Carl Zimmer. Parasite Rex : Inside the Bizarre World of Nature’s Most Dangerous Creatures

What a strange, disgusting, fascinating book! Zimmer, a science journalist and blogger, writes engagingly about parasites and the bewildering range of adaptive behaviours that allow them to survive in their hosts. According to Zimmer, parasites have been relatively neglected by modern biology, and the lack of focus has impoverished our understanding of the host creatures which many biologists have preferred to study in isolation from the parasites that live in them. In fact, Zimmer argues, once we grasp the mechanisms by which parasites take control of host’s bodies, and the thoroughgoing changes they can force on them, we can begin to see that entire ecosystems look completely different than they otherwise would because of parasites. Great fun!

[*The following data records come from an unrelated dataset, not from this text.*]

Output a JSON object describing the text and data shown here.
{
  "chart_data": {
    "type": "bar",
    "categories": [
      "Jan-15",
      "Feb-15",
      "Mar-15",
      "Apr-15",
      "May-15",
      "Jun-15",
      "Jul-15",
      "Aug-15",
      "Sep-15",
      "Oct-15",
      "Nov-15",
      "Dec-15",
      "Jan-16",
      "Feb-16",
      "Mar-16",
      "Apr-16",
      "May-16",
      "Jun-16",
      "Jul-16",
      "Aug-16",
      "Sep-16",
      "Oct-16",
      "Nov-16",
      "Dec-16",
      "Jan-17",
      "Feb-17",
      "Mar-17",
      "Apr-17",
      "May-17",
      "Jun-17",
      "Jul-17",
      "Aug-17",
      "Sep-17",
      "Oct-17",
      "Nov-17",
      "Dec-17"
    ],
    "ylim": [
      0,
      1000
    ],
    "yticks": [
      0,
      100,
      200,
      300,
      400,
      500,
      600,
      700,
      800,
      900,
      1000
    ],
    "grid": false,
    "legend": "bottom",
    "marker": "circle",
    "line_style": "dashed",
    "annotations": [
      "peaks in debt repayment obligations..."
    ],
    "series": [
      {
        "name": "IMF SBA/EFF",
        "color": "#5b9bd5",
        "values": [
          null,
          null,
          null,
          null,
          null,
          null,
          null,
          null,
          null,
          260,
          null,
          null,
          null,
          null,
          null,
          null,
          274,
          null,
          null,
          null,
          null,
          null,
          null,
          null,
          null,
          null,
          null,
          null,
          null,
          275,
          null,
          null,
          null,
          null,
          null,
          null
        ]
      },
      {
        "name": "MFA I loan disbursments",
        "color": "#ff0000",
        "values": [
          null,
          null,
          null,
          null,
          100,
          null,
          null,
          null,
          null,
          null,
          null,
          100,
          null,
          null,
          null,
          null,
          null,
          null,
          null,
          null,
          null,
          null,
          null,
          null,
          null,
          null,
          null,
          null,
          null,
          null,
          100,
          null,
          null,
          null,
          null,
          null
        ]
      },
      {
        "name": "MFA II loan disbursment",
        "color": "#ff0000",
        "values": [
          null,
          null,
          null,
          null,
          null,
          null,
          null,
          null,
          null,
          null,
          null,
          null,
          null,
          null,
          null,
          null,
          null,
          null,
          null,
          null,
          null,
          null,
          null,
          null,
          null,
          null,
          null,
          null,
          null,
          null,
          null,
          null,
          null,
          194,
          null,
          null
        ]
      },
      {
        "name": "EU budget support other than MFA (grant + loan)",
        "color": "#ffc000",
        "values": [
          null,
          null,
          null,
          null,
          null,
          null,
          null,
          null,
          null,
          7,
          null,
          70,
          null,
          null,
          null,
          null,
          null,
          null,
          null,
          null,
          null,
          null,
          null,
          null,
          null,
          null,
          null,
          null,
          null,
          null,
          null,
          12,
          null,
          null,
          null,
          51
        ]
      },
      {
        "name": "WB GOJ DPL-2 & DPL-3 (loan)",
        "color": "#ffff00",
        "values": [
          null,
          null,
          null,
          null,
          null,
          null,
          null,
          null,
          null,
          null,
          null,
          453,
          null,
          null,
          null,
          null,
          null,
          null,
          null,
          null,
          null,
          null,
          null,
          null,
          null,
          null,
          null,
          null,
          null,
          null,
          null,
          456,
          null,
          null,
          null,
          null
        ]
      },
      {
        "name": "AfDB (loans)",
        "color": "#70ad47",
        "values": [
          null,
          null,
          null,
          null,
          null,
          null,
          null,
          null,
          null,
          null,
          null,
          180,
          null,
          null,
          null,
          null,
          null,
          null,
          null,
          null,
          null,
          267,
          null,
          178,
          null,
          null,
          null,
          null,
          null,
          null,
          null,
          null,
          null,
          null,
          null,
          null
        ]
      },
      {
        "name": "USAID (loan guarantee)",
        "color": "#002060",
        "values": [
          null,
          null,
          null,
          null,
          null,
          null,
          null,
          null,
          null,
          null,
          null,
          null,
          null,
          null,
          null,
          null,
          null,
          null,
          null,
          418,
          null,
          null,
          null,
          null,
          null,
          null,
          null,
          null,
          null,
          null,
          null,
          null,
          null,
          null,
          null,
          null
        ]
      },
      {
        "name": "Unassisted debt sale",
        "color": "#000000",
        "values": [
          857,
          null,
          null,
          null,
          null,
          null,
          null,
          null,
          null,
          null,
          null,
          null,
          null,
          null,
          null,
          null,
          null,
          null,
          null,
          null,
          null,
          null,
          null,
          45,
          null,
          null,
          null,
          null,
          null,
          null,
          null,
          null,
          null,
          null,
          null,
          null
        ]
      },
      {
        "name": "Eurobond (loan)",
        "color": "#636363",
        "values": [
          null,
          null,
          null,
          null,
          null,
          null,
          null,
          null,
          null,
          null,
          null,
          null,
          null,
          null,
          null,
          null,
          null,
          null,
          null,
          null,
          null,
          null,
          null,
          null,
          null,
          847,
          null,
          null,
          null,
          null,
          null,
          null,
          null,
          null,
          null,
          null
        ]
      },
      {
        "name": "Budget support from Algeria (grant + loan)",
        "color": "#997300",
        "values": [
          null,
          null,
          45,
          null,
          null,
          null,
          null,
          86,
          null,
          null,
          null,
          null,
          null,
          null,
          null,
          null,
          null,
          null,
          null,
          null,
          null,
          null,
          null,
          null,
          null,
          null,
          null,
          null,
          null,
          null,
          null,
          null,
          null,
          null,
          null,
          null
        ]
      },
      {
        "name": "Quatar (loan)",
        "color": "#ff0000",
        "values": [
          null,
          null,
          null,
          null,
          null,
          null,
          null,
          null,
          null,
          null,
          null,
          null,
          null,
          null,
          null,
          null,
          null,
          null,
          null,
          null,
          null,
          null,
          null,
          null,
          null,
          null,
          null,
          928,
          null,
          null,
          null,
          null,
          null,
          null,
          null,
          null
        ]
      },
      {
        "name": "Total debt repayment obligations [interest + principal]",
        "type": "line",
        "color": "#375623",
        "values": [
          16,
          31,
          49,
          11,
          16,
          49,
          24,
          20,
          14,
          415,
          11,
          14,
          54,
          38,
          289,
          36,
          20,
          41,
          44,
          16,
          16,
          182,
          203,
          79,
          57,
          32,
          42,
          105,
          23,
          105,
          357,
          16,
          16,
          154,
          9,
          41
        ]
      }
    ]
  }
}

Alison Bechdel. Fun Home: A Family Tragicomic

Thanks to Upyernoz for recommending this. Bechdel’s autobiographical graphic novel looks back at her father’s life, their relationship, his death, and her coming out. Totally engrossing. From start to finish, I could hardly put it down.

Jeff Warren. The Head Trip: Adventures on the Wheel of Consciousness

I’ve always thought of “consciousness” as referring to a waking state, but Warren clearly has something broader in mind – awareness or thought of any kind, I think. At any rate, his investigation takes him from the hypnagogic (the quasi-dream state we enter as we fall to sleep), different sorts of dreams, states of consciousness achieved in meditation and hypnosis, and more. Each of these subjects comes in for an interesting and articulate review of the recent scientific literature on the subject, along with some autobiographical musings and experiments of the author’s own. The author is quite funny at times, and at others he’s more than a little loopy. But he’s clearly a smart fellow who has done his homework. Philosophers and neuroscientists might groan over the odd passage, but this is a funny, intelligent book, and I’m glad to have read it.